I have been playing with some of the shootout functions and trying to get decent results with newlisp. Here is the fastest implementation I have so far for the sieve of eratosthenes:
(define (sieve size , flags total)
(set 'flags (array (+ size 1))
'total 0)
(for (i 2 (- size 1))
(when (not (flags i))
(for (k (+ i i) size i (> k size))
(nth-set (flags k) 1))
(inc 'total)))
total)
(define (m n)
(* (pow 2 n) 10000))
(for (i 9 7)
(let (n (m i))
(println (format "Primes up to %8d %8d" n (sieve n)))))
It's roughly the same as the incrementing algorithm in the nsieve programs on the shootout site. I'm able to run it in around 20 seconds on my machine (which is pretty fast). The PHP implementation runs quite a bit faster than that. That shouldn't be right... PHP isn't really optimized for this kind of work. Any ideas on how to speed this up?[/code]
14 seconds here...
(iMac 2GHz Core Duo)
for comparison, the Ruby version (//http://shootout.alioth.debian.org/gp4/benchmark.php?test=nsieve&lang=ruby&id=1) took 48 seconds.
I don't see any obvious ways to improve it...
Lutz used character vectors and cpymem for his... //http://www.newlisp.org/syntax.cgi?benchmarks/nsieve.newlisp.txt
To really optimise code , you have to use "small iron" cpus to see the problems ;)

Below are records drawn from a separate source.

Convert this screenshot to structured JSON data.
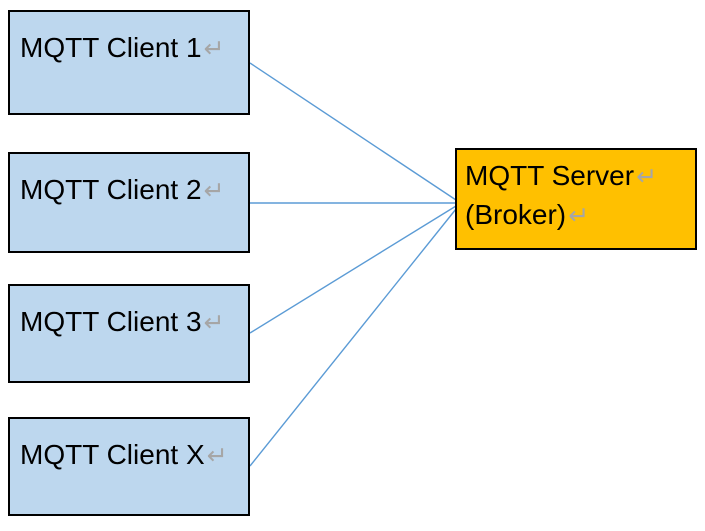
{
  "diagram": {
    "nodes": {
      "clients": [
        {
          "id": "mqtt-client-1",
          "label": "MQTT Client 1",
          "return_mark": "↵"
        },
        {
          "id": "mqtt-client-2",
          "label": "MQTT Client 2",
          "return_mark": "↵"
        },
        {
          "id": "mqtt-client-3",
          "label": "MQTT Client 3",
          "return_mark": "↵"
        },
        {
          "id": "mqtt-client-x",
          "label": "MQTT Client X",
          "return_mark": "↵"
        }
      ],
      "server": {
        "id": "mqtt-server",
        "label_line1": "MQTT Server",
        "label_line2": "(Broker)",
        "return_mark": "↵"
      }
    },
    "connections": [
      {
        "from": "mqtt-client-1",
        "to": "mqtt-server"
      },
      {
        "from": "mqtt-client-2",
        "to": "mqtt-server"
      },
      {
        "from": "mqtt-client-3",
        "to": "mqtt-server"
      },
      {
        "from": "mqtt-client-x",
        "to": "mqtt-server"
      }
    ],
    "colors": {
      "client_fill": "#BDD7EE",
      "client_border": "#000000",
      "server_fill": "#FFC000",
      "server_border": "#000000",
      "connector": "#5B9BD5",
      "return_mark": "#A6A6A6",
      "text": "#000000",
      "background": "#FFFFFF"
    }
  }
}
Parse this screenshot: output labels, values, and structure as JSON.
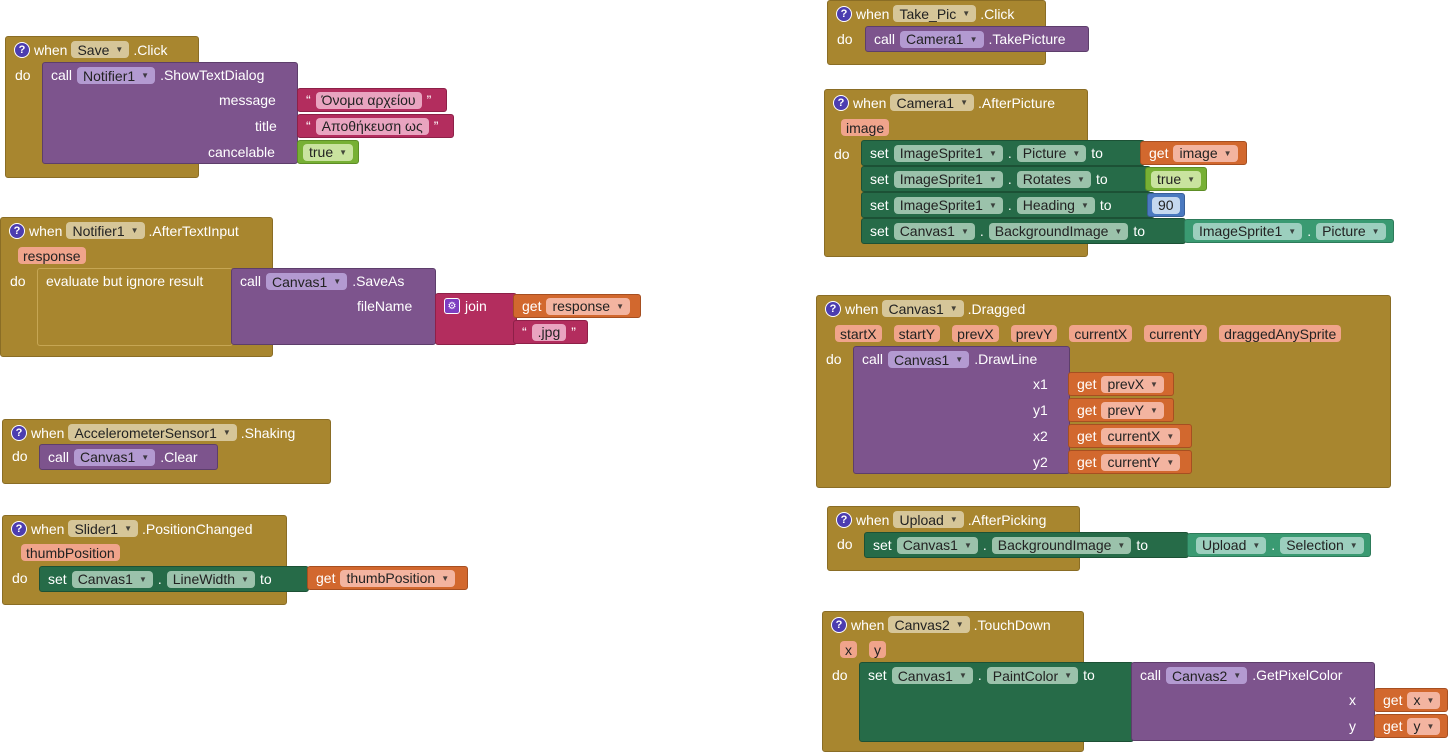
{
  "common": {
    "when": "when",
    "do": "do",
    "call": "call",
    "set": "set",
    "get": "get",
    "to": "to",
    "help": "?",
    "join": "join",
    "eval": "evaluate but ignore result"
  },
  "save_click": {
    "component": "Save",
    "event": ".Click",
    "call_comp": "Notifier1",
    "method": ".ShowTextDialog",
    "arg_message": "message",
    "arg_title": "title",
    "arg_cancel": "cancelable",
    "message": "Όνομα αρχείου",
    "title": "Αποθήκευση ως",
    "cancelable": "true"
  },
  "after_text": {
    "component": "Notifier1",
    "event": ".AfterTextInput",
    "param": "response",
    "call_comp": "Canvas1",
    "method": ".SaveAs",
    "arg_fileName": "fileName",
    "get_var": "response",
    "ext": ".jpg"
  },
  "shaking": {
    "component": "AccelerometerSensor1",
    "event": ".Shaking",
    "call_comp": "Canvas1",
    "method": ".Clear"
  },
  "slider": {
    "component": "Slider1",
    "event": ".PositionChanged",
    "param": "thumbPosition",
    "set_comp": "Canvas1",
    "set_prop": "LineWidth",
    "get_var": "thumbPosition"
  },
  "take_pic": {
    "component": "Take_Pic",
    "event": ".Click",
    "call_comp": "Camera1",
    "method": ".TakePicture"
  },
  "after_picture": {
    "component": "Camera1",
    "event": ".AfterPicture",
    "param": "image",
    "rows": [
      {
        "comp": "ImageSprite1",
        "prop": "Picture",
        "value_type": "get",
        "value": "image"
      },
      {
        "comp": "ImageSprite1",
        "prop": "Rotates",
        "value_type": "bool",
        "value": "true"
      },
      {
        "comp": "ImageSprite1",
        "prop": "Heading",
        "value_type": "num",
        "value": "90"
      },
      {
        "comp": "Canvas1",
        "prop": "BackgroundImage",
        "value_type": "comp",
        "value": "ImageSprite1",
        "value_prop": "Picture"
      }
    ]
  },
  "dragged": {
    "component": "Canvas1",
    "event": ".Dragged",
    "params": [
      "startX",
      "startY",
      "prevX",
      "prevY",
      "currentX",
      "currentY",
      "draggedAnySprite"
    ],
    "call_comp": "Canvas1",
    "method": ".DrawLine",
    "args": [
      {
        "name": "x1",
        "var": "prevX"
      },
      {
        "name": "y1",
        "var": "prevY"
      },
      {
        "name": "x2",
        "var": "currentX"
      },
      {
        "name": "y2",
        "var": "currentY"
      }
    ]
  },
  "after_picking": {
    "component": "Upload",
    "event": ".AfterPicking",
    "set_comp": "Canvas1",
    "set_prop": "BackgroundImage",
    "value_comp": "Upload",
    "value_prop": "Selection"
  },
  "touch_down": {
    "component": "Canvas2",
    "event": ".TouchDown",
    "params": [
      "x",
      "y"
    ],
    "set_comp": "Canvas1",
    "set_prop": "PaintColor",
    "call_comp": "Canvas2",
    "method": ".GetPixelColor",
    "args": [
      {
        "name": "x",
        "var": "x"
      },
      {
        "name": "y",
        "var": "y"
      }
    ]
  },
  "colors": {
    "event": "#a8862f",
    "component_call": "#7d548d",
    "setter": "#266b48",
    "variable": "#d2682e",
    "text": "#b32d5e",
    "logic": "#77b034",
    "math": "#4a79c0",
    "component_getter": "#3a9a72"
  },
  "icons": {
    "help": "question-circle-icon",
    "dropdown": "triangle-down-icon",
    "mutator": "gear-icon"
  }
}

I tried nsieve on an old Win98 laptop (48mb ram 120 mhz) machine with PHP 5.2.2, LUA 5.1, and Python 2.5...
-------
->"C:Program Filesphp5php.exe" test.php
Primes up to 10000 1229
Primes up to 0 0
Primes up to 0 0
------
->"C:Lualua5.1.exe" test.lua
Primes up to 40000 4203
Primes up to 20000 2262
Primes up to 10000 1229
------
->C:Python25PYTHON.EXE test.py
Traceback (most recent call last):
File "test.py", line 18, in <module>
nsieve((1 << (int(sys.argv[1]) - k)) * 10000)
IndexError: list index out of range
------
PHP and Lua both loaded and ran in a few seconds... Until hitting memory limits and returning partial results...

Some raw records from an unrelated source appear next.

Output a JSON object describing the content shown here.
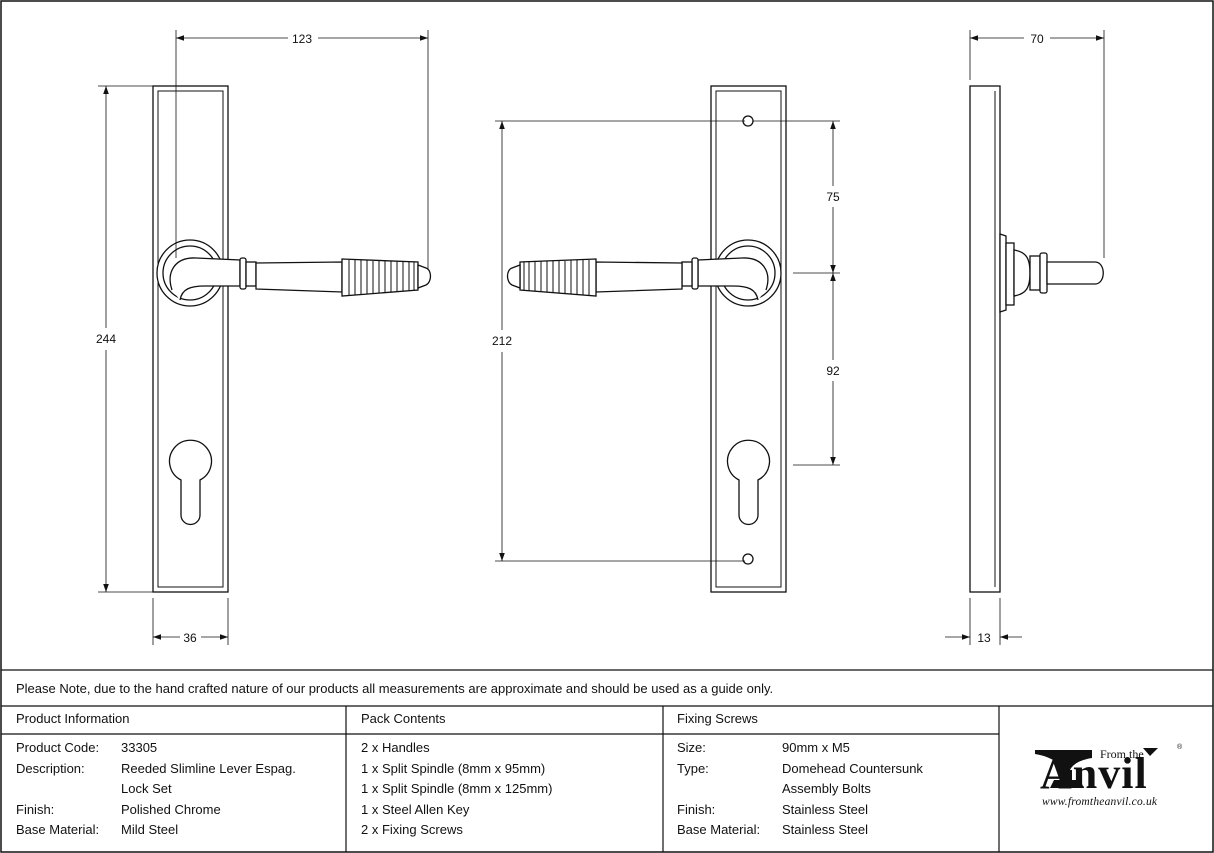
{
  "dimensions": {
    "front_width": "123",
    "front_height": "244",
    "front_plate_width": "36",
    "back_total": "212",
    "back_upper": "75",
    "back_lower": "92",
    "side_width": "70",
    "side_depth": "13"
  },
  "note": "Please Note, due to the hand crafted nature of our products all measurements are approximate and should be used as a guide only.",
  "product_information": {
    "heading": "Product Information",
    "rows": [
      {
        "label": "Product Code:",
        "value": "33305"
      },
      {
        "label": "Description:",
        "value": "Reeded Slimline Lever Espag."
      },
      {
        "label": "",
        "value": "Lock Set"
      },
      {
        "label": "Finish:",
        "value": "Polished Chrome"
      },
      {
        "label": "Base Material:",
        "value": "Mild Steel"
      }
    ]
  },
  "pack_contents": {
    "heading": "Pack Contents",
    "items": [
      "2 x Handles",
      "1 x Split Spindle (8mm x 95mm)",
      "1 x Split Spindle (8mm x 125mm)",
      "1 x Steel Allen Key",
      "2 x Fixing Screws"
    ]
  },
  "fixing_screws": {
    "heading": "Fixing Screws",
    "rows": [
      {
        "label": "Size:",
        "value": "90mm x M5"
      },
      {
        "label": "Type:",
        "value": "Domehead Countersunk"
      },
      {
        "label": "",
        "value": "Assembly Bolts"
      },
      {
        "label": "Finish:",
        "value": "Stainless Steel"
      },
      {
        "label": "Base Material:",
        "value": "Stainless Steel"
      }
    ]
  },
  "brand": {
    "from_the": "From the",
    "name": "Anvil",
    "registered": "®",
    "url": "www.fromtheanvil.co.uk"
  }
}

Python crashes, I think for not being able to solce the problem due to lack of memory space... Required indentation makes copy and paste Python programming at best a time consuming pain and at worst, a dangerous practice!
Your newLISP code Jeff, "runs forever" at 100% CPU usage, I killed it after 10 minutes... It continually accesses the hard drive to use the hard drive virtual memory... (The functional language/VN disk thrash record on this machine is held by PLT Scheme's Dr. Scheme IDE, which takes almost 50 minutes to load and run!)
So you might be having memory "juggling" issues that don't show up on large memory machines, but requires more time than expected for your code to execute...
Swans and Lisp(s) look gracefully smooth on the surface, while paddling like heck under the surface!
-- xytroxon
Well, look at the numbers. It's making arrays of 512 * 10000 elements. Run it with smaller sizes and multiply the results. The array is used for constant access speeds.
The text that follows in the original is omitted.